Notre groupe tient à ce que soit ajoutée à ce rapport une contribution présentant son point de vue particulier, mais je n'en félicite pas moins les rapporteurs pour la qualité de leur travail. Nous regrettons toutefois que ce travail d'évaluation de l'exécution de la LPM de 2013 se soit limité à une approche comptable. Or les moyens servent une fin ; ainsi, pour évaluer cette LPM, il aurait fallu examiner aussi la pertinence des choix stratégiques qui la sous-tendent.
Votre rapport fait une analyse précise des conséquences de l'austérité appliquée aux armées : déflations inconsidérées d'effectifs et hypothèses budgétaires fallacieuses sur lesquelles il a bien fallu revenir, affaiblissement des fonctions de soutien, dégradation de la condition sociale des militaires et de leurs familles, etc. En somme, la LPM 2014‒2019 n'aura pas facilité l'accomplissement par l'armée de ses missions, et le rapport s'en fait l'honnête écho. Cependant, ce rapport prend un peu facilement acte de la crise financière, devenue crise budgétaire, et des contraintes dirimantes qu'elle aurait fait peser sur les finances publiques. Nous considérons au contraire que s'agissant de l'un de ses domaines d'action prioritaires, l'exécutif aurait pu décider de dégager des marges de manoeuvre budgétaires.

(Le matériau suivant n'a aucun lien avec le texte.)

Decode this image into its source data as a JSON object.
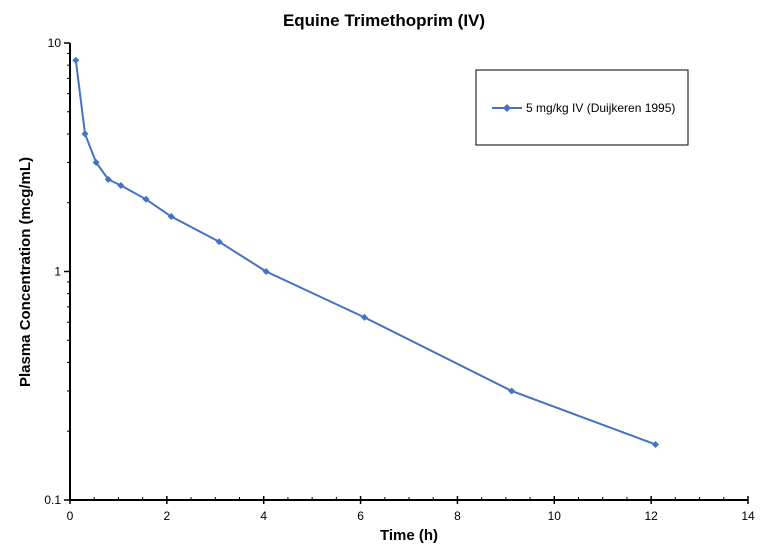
{
  "chart_data": {
    "type": "line",
    "title": "Equine Trimethoprim (IV)",
    "xlabel": "Time (h)",
    "ylabel": "Plasma Concentration (mcg/mL)",
    "xlim": [
      0,
      14
    ],
    "ylim": [
      0.1,
      10
    ],
    "yscale": "log",
    "xticks": [
      "0",
      "2",
      "4",
      "6",
      "8",
      "10",
      "12",
      "14"
    ],
    "yticks": [
      "0.1",
      "1",
      "10"
    ],
    "grid": false,
    "legend_position": "top-right",
    "series": [
      {
        "name": "5 mg/kg IV (Duijkeren 1995)",
        "color": "#4472C4",
        "x": [
          0.12,
          0.31,
          0.54,
          0.79,
          1.05,
          1.57,
          2.09,
          3.08,
          4.05,
          6.08,
          9.12,
          12.09
        ],
        "y": [
          8.4,
          4.0,
          3.0,
          2.53,
          2.38,
          2.07,
          1.74,
          1.35,
          1.0,
          0.63,
          0.3,
          0.175
        ]
      }
    ]
  }
}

Plusieurs de ses préconisations appellent des remarques de notre groupe.
S'agissant de ce que vous appelez la « sincérisation » du financement des OPEX, votre proposition nous semble être une fausse bonne idée, pour deux raisons. D'une part, elle contredit le principe suivant lequel l'engagement des forces armées, décidé par le président de la République au nom de la Nation entière, doit être financé par la Nation entière, donc de façon interministérielle. D'autre part, votre raisonnement repose sur le postulat que le niveau de dépenses relatives aux OPEX se maintiendra peu ou prou au même montant. Or en l'absence de bilan stratégique des OPEX de ces dernières années, ce postulat est fragile et potentiellement dangereux, voire coupable s'agissant de questions de guerre ou de paix
Par ailleurs, s'agissant des échéances à venir dans la modernisation des deux composantes de la dissuasion nucléaire, le rapport ne donne que des indications succinctes, car on manque ‒ comme souvent en ce domaine ‒ d'une information claire et objective sur le calendrier et les coûts respectifs de chaque étape de la maintenance et de la modernisation de chacune des deux composantes. Sans informations précises sur ce point, il ne sera pas possible de voter de façon tout à fait éclairée une nouvelle LPM.
Enfin, le rapport rappelle les nombreuses dérives de coûts dans les programmes d'armement, qui méritent en effet une attention particulière. Comment ne pas, dès lors, regretter qu'un décret en date du 14 novembre 2015 ait supprimé le comité des prix de revient des fabrications d'armement, créé en 1966, surtout quand le souci d'économies dans les dépenses publiques est aussi prédominant que ces dernières années dans le débat public ? Certes, le fonctionnement de ce comité pouvait assurément être amélioré, mais la situation actuelle nous montre que sa mission était loin d'être inutile.